The following comments are made after looking at the book “People in Trouble Laughing Pushed to the Ground” by Adam Broomberg and Oliver Chanarin (1).
The book start directly with the plates, one per page on the right hand side. The images are all round and black and white, identified only by a number on the left hand side page. There are a total of 196 images displayed, which is then followed by what looks like a long poem, 196 lines long, but in reality is just a list of phrases describing the each of the images in the plates shown just before it. You then realise that the title of the book, which to me initially suggested a general descriptor of the subject (before I read the book, I knew in advance it was about images taken around the time of the Troubles in Northern Ireland) actually comes from the first three lines of this “poem”, corresponding to the descriptors of the first three images in the book.
The poem is followed by a brief explanation by the artists about the origin of the pictures. They come from the photographic archives of Belfast Exposed, a gallery in Northern Ireland. Whenever a picture from the archive was selected by the archivists, a colour dot would be placed on top of its contact print. The plates shown by Broomberg and Chanarin are the images of what was covered by these colour dots. Given that one could assume the dots were placed randomly on the surface of the print by the archivists, without regard for composition or any artistic inclination, some of the images covered by the dots look remarkably well composed and result in odd, intriguing photographs. See for instance plate 46, with a black limousine with American flags (a visiting US president?) rolling along the road while an old lady a bag watches on the side of the road and both are being watched by CCTV camera on top of them. The three elements triangulate perfectly in the frame, as if they were purposely arranged in that way, yet if we are to believe the artists, this image was just “composed” that way by the random act of an archivist placing a sticker dot on top of it.

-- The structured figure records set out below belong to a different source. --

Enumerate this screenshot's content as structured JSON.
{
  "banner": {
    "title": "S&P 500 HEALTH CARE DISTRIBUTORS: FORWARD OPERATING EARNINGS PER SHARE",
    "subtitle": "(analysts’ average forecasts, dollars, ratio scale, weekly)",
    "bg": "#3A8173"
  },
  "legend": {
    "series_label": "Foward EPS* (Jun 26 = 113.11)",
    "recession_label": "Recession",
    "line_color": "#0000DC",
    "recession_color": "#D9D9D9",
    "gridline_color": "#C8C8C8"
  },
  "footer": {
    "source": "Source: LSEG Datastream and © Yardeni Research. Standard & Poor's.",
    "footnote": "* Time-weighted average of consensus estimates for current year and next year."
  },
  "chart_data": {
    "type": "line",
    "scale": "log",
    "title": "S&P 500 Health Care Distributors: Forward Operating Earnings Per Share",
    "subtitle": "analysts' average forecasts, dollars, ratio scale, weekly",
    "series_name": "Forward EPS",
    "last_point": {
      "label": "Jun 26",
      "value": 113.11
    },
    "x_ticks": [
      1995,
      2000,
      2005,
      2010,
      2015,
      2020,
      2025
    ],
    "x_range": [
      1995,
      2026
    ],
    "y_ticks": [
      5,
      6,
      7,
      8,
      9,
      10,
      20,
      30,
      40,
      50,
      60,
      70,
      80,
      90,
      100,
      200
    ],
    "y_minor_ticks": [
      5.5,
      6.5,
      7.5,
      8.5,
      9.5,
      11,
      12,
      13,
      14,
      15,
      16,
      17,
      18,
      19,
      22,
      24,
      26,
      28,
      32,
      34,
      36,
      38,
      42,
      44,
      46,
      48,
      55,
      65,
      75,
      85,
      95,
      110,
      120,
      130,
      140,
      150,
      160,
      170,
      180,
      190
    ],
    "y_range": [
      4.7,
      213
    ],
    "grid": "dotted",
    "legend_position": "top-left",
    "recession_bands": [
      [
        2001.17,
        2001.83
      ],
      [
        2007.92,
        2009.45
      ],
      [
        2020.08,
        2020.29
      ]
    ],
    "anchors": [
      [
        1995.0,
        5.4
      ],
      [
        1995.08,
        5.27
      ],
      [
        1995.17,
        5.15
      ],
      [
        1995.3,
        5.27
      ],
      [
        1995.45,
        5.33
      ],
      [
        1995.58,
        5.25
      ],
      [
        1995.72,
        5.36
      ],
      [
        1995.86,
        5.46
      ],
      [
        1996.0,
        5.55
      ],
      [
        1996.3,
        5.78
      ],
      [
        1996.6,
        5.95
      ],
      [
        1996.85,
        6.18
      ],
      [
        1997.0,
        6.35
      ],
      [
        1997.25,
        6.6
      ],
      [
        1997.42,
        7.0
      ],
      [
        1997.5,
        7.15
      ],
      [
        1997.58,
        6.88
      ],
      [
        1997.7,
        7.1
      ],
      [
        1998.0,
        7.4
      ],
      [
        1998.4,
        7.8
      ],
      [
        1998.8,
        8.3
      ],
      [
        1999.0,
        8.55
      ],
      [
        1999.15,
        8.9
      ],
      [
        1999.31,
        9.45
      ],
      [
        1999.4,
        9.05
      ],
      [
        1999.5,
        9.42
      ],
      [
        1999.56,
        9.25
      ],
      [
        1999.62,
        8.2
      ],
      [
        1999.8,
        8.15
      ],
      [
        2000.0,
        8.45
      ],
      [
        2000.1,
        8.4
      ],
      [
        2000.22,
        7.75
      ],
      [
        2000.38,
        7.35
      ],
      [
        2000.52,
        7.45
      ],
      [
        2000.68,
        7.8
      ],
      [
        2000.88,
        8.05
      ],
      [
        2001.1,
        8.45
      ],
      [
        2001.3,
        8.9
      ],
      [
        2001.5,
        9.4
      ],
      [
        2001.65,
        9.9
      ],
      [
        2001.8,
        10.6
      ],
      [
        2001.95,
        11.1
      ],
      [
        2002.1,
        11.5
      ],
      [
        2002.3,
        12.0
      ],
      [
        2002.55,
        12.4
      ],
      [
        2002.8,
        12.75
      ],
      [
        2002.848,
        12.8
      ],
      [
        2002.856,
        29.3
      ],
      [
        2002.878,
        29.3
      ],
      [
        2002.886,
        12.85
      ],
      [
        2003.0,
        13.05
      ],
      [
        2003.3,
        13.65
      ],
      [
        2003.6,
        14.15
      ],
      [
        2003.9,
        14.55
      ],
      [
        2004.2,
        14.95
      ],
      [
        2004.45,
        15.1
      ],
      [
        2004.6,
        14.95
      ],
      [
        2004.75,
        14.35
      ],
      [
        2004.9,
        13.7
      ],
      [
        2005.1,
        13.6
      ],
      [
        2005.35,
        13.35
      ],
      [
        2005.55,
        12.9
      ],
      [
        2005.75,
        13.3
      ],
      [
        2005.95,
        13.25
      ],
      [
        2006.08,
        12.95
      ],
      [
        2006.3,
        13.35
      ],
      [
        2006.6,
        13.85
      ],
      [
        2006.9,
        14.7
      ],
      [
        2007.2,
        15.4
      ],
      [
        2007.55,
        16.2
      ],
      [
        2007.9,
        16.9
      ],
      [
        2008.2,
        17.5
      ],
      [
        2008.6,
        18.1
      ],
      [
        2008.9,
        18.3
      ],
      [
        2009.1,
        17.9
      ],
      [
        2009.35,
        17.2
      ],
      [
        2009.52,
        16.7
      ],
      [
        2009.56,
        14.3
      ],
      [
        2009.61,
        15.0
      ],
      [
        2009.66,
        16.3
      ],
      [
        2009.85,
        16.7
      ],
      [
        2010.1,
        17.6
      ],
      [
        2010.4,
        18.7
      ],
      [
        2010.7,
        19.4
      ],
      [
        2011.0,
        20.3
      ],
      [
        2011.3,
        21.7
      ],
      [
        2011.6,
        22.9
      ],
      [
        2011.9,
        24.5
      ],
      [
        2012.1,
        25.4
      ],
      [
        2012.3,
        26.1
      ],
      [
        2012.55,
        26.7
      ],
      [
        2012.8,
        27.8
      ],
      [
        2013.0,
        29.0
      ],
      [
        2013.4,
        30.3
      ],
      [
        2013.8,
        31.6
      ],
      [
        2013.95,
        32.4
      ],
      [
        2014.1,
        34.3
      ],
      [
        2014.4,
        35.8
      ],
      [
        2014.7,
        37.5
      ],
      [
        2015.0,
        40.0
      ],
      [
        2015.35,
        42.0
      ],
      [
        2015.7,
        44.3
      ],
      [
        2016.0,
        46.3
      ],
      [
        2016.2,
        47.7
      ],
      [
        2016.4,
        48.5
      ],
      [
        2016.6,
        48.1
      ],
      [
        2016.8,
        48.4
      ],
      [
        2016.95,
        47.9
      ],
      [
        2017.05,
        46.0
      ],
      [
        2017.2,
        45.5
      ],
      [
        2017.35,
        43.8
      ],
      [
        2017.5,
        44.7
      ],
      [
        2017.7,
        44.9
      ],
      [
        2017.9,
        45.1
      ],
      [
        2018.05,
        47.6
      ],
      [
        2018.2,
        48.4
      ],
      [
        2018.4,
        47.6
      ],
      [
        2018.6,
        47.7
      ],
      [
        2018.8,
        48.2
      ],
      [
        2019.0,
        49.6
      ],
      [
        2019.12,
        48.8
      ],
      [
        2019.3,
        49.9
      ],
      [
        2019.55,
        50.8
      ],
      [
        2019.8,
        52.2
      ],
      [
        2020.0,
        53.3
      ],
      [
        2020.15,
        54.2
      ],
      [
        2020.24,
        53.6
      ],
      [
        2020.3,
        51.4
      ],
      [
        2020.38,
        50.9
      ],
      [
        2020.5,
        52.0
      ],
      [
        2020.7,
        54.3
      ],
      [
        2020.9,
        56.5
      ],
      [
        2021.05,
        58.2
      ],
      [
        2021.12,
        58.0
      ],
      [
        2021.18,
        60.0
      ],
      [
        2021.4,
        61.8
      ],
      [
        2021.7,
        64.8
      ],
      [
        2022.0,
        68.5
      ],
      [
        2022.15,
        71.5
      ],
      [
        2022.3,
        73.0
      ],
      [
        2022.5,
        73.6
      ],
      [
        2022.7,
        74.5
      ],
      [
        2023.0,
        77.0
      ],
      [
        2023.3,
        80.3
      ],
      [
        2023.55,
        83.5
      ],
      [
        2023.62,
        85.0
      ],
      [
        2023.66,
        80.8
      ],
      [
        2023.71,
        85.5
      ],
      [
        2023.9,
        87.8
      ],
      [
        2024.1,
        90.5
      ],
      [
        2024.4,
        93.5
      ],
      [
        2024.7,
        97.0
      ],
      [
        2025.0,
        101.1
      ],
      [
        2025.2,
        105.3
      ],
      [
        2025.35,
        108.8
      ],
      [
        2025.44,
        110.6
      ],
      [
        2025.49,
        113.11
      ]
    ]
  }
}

There is no doubt that Broomberg and Chanarin have arranged the images in a way that would make the most sense for the “poem” towards the end of the book. Many of the images have a common element (eg they depict hands, or they include a boy) and by placing them in sequence the artists are also able to place their descriptors in sequence, which creates an interesting rhythm to the text. In other parts, the sequence of images seems to have nothing in common visually, but the descriptors in the “poem” work well together.
Looking at how this work came together, I cannot stop thinking about how the random action of people through time could somehow be “aligned” by somebody later to make something aesthetically pleasing. These pictures were not taken by Broomberg or Chanarin, and they were not even selected by them. The selection was done by people before then who marked them randomly, and the act of marking these pictures was not even intended to produce the images included in the book. The artist decided to uncover the dots to show what was behind it, “…the part of each image that has been obscured from view the moment it was selected” (2). But the success of this enterprise was to a large extent outside of their control. It turned out to be interesting, but it could equally have been catastrophic if, as fate would have it, the dots were all placed on the sky or on a corner of each image where there was no detail.
The brief explanation is followed by images of the archive that have been defaced by visitors who recognise themselves in the pictures and do not wish to be seen. I found this part of the book to be significantly less interesting than the dot plates and the “poem”. Arguably, what we have here is the opposite of the dot plates, in the sense that we now see the context of the frame but the “selected” parts of the photograph have been forever “obscured”, although in some case the defacing is so weak that you can actually see what is behind the mask. Because you are given the full context of the image in most of these plates, and in many cases the masking has not been done well, it is trivial to figure out what is behind the mask and therefore, these images have no mystery to them. There is no ambiguity as you had in the dot plates.
(1) Broomberg, A. and Chanarin, O. (2011). People in trouble laughing pushed to the ground. London: Mack.